The senate of Associated Students, Inc., a nonprofit membership association and auxiliary organization of the university, passed the call Wednesday. The resolution is addressed to the university but is not binding, according to the Daily 49er student newspaper.

The university’s president, Jane Close Conoley, on April 26 sent the senate an open letter opposing plans to issue calls for a boycott against Israel.

The resolution passed this week by the student senate calls on the university “to divest from companies that receive monetary gain from Palestinian oppression.”

The resolution did not specify which companies the senate believes should be a target for divestment. Virtually all of Israel’s commercial and industrial sectors have dealings in or with settlements in the West Bank or Golan Heights. Previous calls for divestment from firms allegedly profiting from Israel’s control of these lands have widely been interpreted as blanket calls for boycotting Israeli businesses.

“It singles out Jews from all the peoples on earth and says only you [the Jews] may not have national aspirations,” said Jeffrey Blutinger, co-director of Jewish Studies at the university.

In her letter, Close Conoley warned that passing the resolution risked emboldening anti-Semites on campus and constitutes an endorsement of an entity, the Boycott, Divestment and Sanctions movement, which she said “is opposed to the existence of the State of Israel.”
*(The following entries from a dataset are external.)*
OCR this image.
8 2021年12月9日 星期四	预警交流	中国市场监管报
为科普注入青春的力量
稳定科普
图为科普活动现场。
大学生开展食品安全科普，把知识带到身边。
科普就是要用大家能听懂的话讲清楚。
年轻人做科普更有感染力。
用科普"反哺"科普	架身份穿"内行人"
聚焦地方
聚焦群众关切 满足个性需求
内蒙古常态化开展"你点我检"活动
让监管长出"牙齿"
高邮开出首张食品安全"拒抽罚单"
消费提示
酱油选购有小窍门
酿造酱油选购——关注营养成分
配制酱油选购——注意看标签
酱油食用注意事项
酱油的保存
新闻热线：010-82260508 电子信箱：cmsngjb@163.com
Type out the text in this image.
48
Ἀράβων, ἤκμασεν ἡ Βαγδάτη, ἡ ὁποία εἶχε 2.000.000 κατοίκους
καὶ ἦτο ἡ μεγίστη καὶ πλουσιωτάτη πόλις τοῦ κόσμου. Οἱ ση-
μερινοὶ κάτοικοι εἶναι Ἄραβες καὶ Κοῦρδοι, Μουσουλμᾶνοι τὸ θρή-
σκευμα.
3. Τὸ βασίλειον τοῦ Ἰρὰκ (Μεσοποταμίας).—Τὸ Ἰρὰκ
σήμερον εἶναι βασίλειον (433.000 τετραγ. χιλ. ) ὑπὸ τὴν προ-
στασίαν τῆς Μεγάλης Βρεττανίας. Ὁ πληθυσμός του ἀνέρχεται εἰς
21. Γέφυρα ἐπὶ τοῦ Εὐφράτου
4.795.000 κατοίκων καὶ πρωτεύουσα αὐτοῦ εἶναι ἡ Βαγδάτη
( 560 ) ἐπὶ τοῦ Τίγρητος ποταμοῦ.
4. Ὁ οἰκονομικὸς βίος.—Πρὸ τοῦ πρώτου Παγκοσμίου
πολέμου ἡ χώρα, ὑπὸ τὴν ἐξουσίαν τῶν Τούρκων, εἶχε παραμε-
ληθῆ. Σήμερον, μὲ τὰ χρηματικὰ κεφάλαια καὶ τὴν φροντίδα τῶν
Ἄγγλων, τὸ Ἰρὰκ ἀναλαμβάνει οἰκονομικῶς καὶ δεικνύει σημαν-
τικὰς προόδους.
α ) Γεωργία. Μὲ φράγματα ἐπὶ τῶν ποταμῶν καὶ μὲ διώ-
The Jewish people, she wrote, “have been the targets of suspicion, violence, discrimination, and ostracism for centuries. They have suffered institutional racism in the United States and dozens of countries across the world. Israel’s actions against the Palestinians may certainly be critiqued, but what about Syria’s actions against its own people, Brazil’s brazen violations of human rights, North Korea’s imprisonment of an entire nation, or Russia’s current war on their LGBTQ+ community? Why are only Jews picked out for condemnation? It’s worth reflecting, I think, on implicit bias when singling out only one group of people for sanctions.”